Oysa   ne güzel sözcüktür şu “bütünlük”.Bedenen, ruhen, yüreğinle ve benliğinle aynı anda aynı yerde olmayı nasıl da isteriz, nasıl da özleriz. Ama bizim bütünlüklerimiz çoklukla eksik kalır. Bir parçamız, başka birinde, ilgisiz bir zamanda ya da ortamda tutsaktır. Yaşamımız , bu parçaları toplamakla geçer. Kişisel yaşamımızda böyledir de toplumsal yaşamda nasıldır bütünlük?

Nedense siyasal erkler ve egemen güçler, ulusal bütünlükten pek hoşlanmazlar. Sevmezler bu sözcüğü. Onlar için ilke; ” böl, parçala ve yönet”tir. Etnik kodlarla biçimlendirilmiş çoğunluk ve azınlık kavramları, siyasal iktidarların elinde dışlama ve ötekileştirmeye neden olmuştur. Bunun sonucunda “ötekiler” ya da azınlıklar olarak mağdurlar yaratılmıştır. Mağdurlar, kendi sorunları ile boğuşurken  egemenler, saltanatlarını sürdürürler.

Bütünlüğün içinde ” doğruluk” ve  “dürüstlük” anlamları yer alır. Bütünlük olmadan doğruluktan söz edilemez. İnsana olduğu kadar topluma ve devlete de bütünlük  gerekir. Devletin sürekliliği de buna bağlıdır. Çünkü bütünlük, sınırların korunması, geçmişin parçalarına sahip çıkılması, onlardan ders alarak bugünü yaşamayı, geleceği kurabilmeyi de öngörür.

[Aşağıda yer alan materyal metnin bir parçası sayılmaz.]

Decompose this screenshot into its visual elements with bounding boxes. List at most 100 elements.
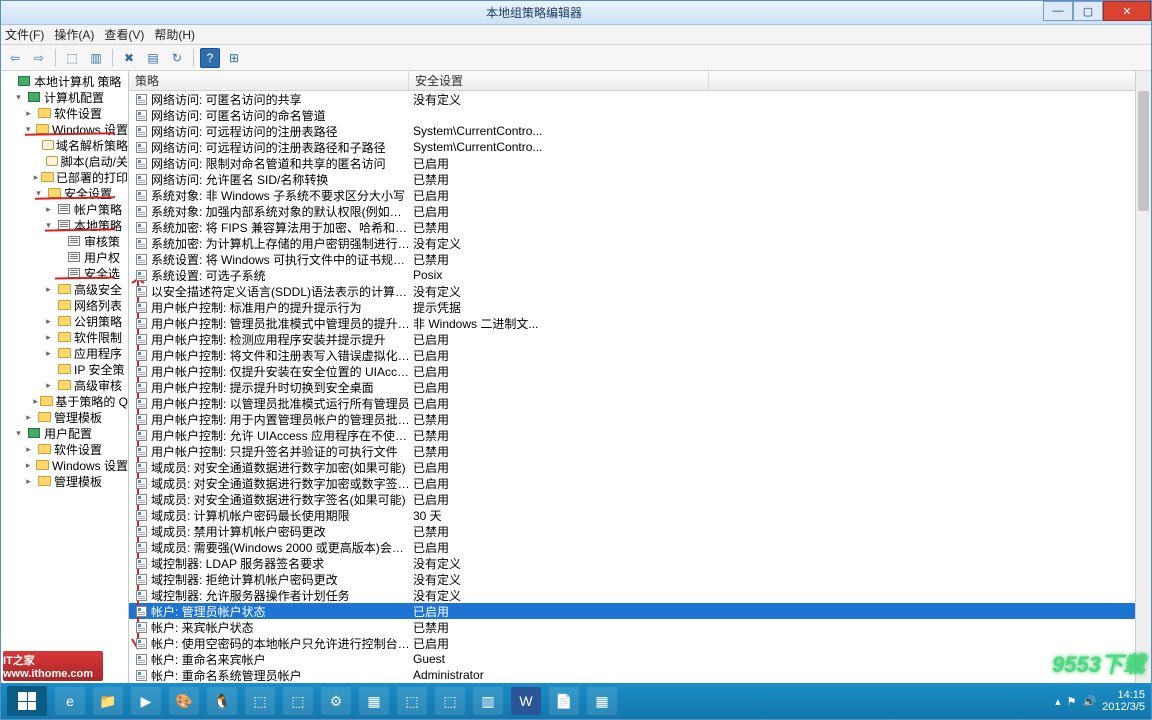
tree-item[interactable]: 网络列表: [3, 297, 128, 313]
tree-item[interactable]: ▸帐户策略: [3, 201, 128, 217]
policy-row[interactable]: 用户帐户控制: 以管理员批准模式运行所有管理员已启用: [129, 395, 1151, 411]
expand-icon[interactable]: ▾: [23, 124, 33, 135]
tree-item[interactable]: ▾安全设置: [3, 185, 128, 201]
scrollbar-thumb[interactable]: [1138, 91, 1149, 211]
tree-panel[interactable]: 本地计算机 策略▾计算机配置▸软件设置▾Windows 设置域名解析策略脚本(启…: [1, 71, 129, 683]
expand-icon[interactable]: ▸: [23, 412, 34, 423]
policy-row[interactable]: 帐户: 使用空密码的本地帐户只允许进行控制台登录已启用: [129, 635, 1151, 651]
taskbar-paint-icon[interactable]: 🎨: [169, 687, 199, 715]
policy-row[interactable]: 网络访问: 可远程访问的注册表路径和子路径System\CurrentContr…: [129, 139, 1151, 155]
taskbar-app-icon[interactable]: ⬚: [283, 687, 313, 715]
expand-icon[interactable]: ▸: [23, 460, 33, 471]
policy-row[interactable]: 用户帐户控制: 允许 UIAccess 应用程序在不使用安全桌面...已禁用: [129, 427, 1151, 443]
policy-row[interactable]: 网络访问: 可匿名访问的共享没有定义: [129, 91, 1151, 107]
column-policy[interactable]: 策略: [129, 71, 409, 90]
up-button[interactable]: ⬚: [62, 48, 82, 68]
forward-button[interactable]: ⇨: [29, 48, 49, 68]
tree-item[interactable]: ▸高级安全: [3, 281, 128, 297]
expand-icon[interactable]: ▸: [43, 332, 54, 343]
tree-item[interactable]: ▾计算机配置: [3, 89, 128, 105]
maximize-button[interactable]: ▢: [1073, 1, 1103, 21]
policy-row[interactable]: 网络访问: 可远程访问的注册表路径System\CurrentContro...: [129, 123, 1151, 139]
taskbar-media-icon[interactable]: ▶: [131, 687, 161, 715]
tree-item[interactable]: ▸应用程序: [3, 345, 128, 361]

Bunun için devletin tüm yurttaşları hiç bir ayrım gözetmeksizin kucaklaması gerekir. Yeni bir konuşma biçemi, bir sevgi dili oluşturmak gerekir. Karşılıklı konuşabilme, bilgi aktarabilme, düşünce ve anlatım özgürlüğü sağlanmalıdır. Bunun yolu da Türkiye’min demokratikleşmesinden ve ülkemizde gerçek demokrasinin kurulmasından geçer. Ülkemiz gerçek demokrasiye  kavuştuğunda ulusal bütünlük sağlanmış olur. Ayrıştırma, ötekileştirme ve dışlama ortadan kalkar. Herkes  barış içinde birarada, mutlu ve erinçli biçimde yaşar. Ayrıcalıksız, kaynaşmış bir toplum biçiminde yaşamak özlemiyle aydınlık bir gelecek dilerim tüm ulusumuza. ”

 

Sosyal Medyada Paylaşın:

BİRDE BUNLARA BAKIN

Düşüncelerinizi bizimle paylaşırmısınız ?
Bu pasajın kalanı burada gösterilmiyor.